A fascinating psychological, as well as historical, problem is thus presented. Man, apparently, cannot maintain himself in the universe without belief in some arrangement of the general inheritance of myth. In fact, the fullness of his life would even seem to stand in a direct ratio to the depth and range not of his rational thought but of his local mythology. Whence the force of these insubstantial themes, by which they are empowered to galvanise population, creating of them civilisations, each with a beauty and self-compelling destiny of its own?
And why should it be that whenever men have looked for something solid on which to found their lives, they have chosen not the facts in which the world abounds, but the myths of an immemorial imagination? Are the modern civilisations to remain spiritually locked from each other in their local notions of the sense of the general tradition; or can we not now break through to some more profoundly based point and counterpoint of human understanding?”

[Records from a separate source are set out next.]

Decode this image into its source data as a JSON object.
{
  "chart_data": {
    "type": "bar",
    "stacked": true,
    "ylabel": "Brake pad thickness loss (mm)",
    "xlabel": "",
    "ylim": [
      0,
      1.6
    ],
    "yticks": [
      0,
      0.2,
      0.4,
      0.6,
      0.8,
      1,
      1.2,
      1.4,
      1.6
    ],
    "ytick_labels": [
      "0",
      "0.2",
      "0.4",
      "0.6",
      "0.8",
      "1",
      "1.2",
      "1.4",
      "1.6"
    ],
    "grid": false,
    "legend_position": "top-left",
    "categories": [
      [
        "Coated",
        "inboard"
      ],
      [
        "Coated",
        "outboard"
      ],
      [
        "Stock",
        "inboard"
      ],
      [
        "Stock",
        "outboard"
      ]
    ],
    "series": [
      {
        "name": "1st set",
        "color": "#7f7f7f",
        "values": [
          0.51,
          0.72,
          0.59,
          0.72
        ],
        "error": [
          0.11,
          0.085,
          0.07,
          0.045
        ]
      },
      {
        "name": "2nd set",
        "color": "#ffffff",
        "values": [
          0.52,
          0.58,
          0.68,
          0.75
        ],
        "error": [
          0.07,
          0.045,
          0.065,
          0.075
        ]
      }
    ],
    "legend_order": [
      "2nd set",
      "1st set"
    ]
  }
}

It seems to me that our future, if we’re to enjoy one, mustn’t be determined either by cast-iron religious fundamentalism, or materialistic scientific exceptionalism. The transcendent, which lies outwith the scope of both of these, is best approached, not by way of dogmatic literalism or blinkered rationalism, but of open-minded and open-hearted contemplation, intuition and imagination. Great mythology, literature, poetry, drama, fine art and music should play their part in this, as well as not so much sitting and thinking, as just sitting and being ‘aware’. Nietzsche’s “the old god is dead” wasn’t a cry of triumph, but a word of warning. Being the kind of beings we are, our globalised future calls for a fresh shaking of the age old, fundamental elements in Campbell’s ‘kaleidoscope’, and the emergence of a new understanding of beliefs which will draw us nearer together, rather than drive us further apart.